As fashion dictates, vinification trials in amphorae are becoming more and more frequent along with the necessary "marketing hijackings". Never missing a beat, the Château Pontet-Canet in Pauillac has recently filled about 50 with 900 liters each to try to find an alternative to aging in barrels (excluding new wood).

However, once the feeling of newness will have passed and which, in its essence, does not last long, we will have to find wines which are produced using this method and which really go beyond what is marked on the label and uttered by the seller; its taste will have to be convincing. Well, I just want to say that this is now a done thing; I drank an intense, fine, deep, vibrant, amphora juice. In short, something entirely different. And I would have drunk a lot more if I had been able to get my hands on it. It is a red from the Jura from, a Trousseau 2011 by Bénédicte and Stéphane Tissot**** . A marvel, a piece of intricate lace, a UFO which solves an impossible equation with grace. It is the kind of wine, with or without amphora, which does not bother with folklore, which etches itself deeply into your memory, and which does not lie, neither night nor day.

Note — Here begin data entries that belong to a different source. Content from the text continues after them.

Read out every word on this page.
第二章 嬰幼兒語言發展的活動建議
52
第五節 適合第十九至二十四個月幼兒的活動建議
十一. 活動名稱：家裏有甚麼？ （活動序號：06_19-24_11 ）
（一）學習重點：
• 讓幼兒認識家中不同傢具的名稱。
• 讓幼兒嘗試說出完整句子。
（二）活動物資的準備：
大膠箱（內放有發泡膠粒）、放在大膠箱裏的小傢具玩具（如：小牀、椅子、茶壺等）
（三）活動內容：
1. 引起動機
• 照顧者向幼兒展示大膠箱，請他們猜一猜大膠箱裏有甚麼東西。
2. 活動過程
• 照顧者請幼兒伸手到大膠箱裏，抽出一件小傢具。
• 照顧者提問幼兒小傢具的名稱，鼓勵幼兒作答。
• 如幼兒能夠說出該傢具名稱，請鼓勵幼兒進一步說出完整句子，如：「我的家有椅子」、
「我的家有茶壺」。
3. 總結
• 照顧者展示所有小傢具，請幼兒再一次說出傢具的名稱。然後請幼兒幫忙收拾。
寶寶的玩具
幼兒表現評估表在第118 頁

* The “tinajas” are huge terracotta amphorae, Hispanic heirs of the Roman dolia. They are usually made around Albacete, namely in Villarobledo. Their capacity, measured in arrobas (16.133 liters - 4US gal lqd 2 US pt lqd), can (or could) reach 80 hectoliters. The wine was vinified in them until recently, before the techno wave swept across Spain. They are still found in La Mancha, often to mark the entry to a winery.

** Like old Occitan or Catalan bagpipes (bodegues).

*** Just a word on Ayze (an AOC from Savoie) of the same Domaine Belluard, the 2011 Le Feu blanc. It is a Gringet variety which is not vinified in an amphora and which I do not regret having tasted again as its incredible energy contrasted with the blandness of the old vintage (2006) which I talked about before.

****We already knew the Savagnin by the Tissots, aged in an amphora. Regarding the Trousseau, it's a bit more complicated, there is very little of it, it only comes in magnums and I'm on the waiting list (right, Olif?).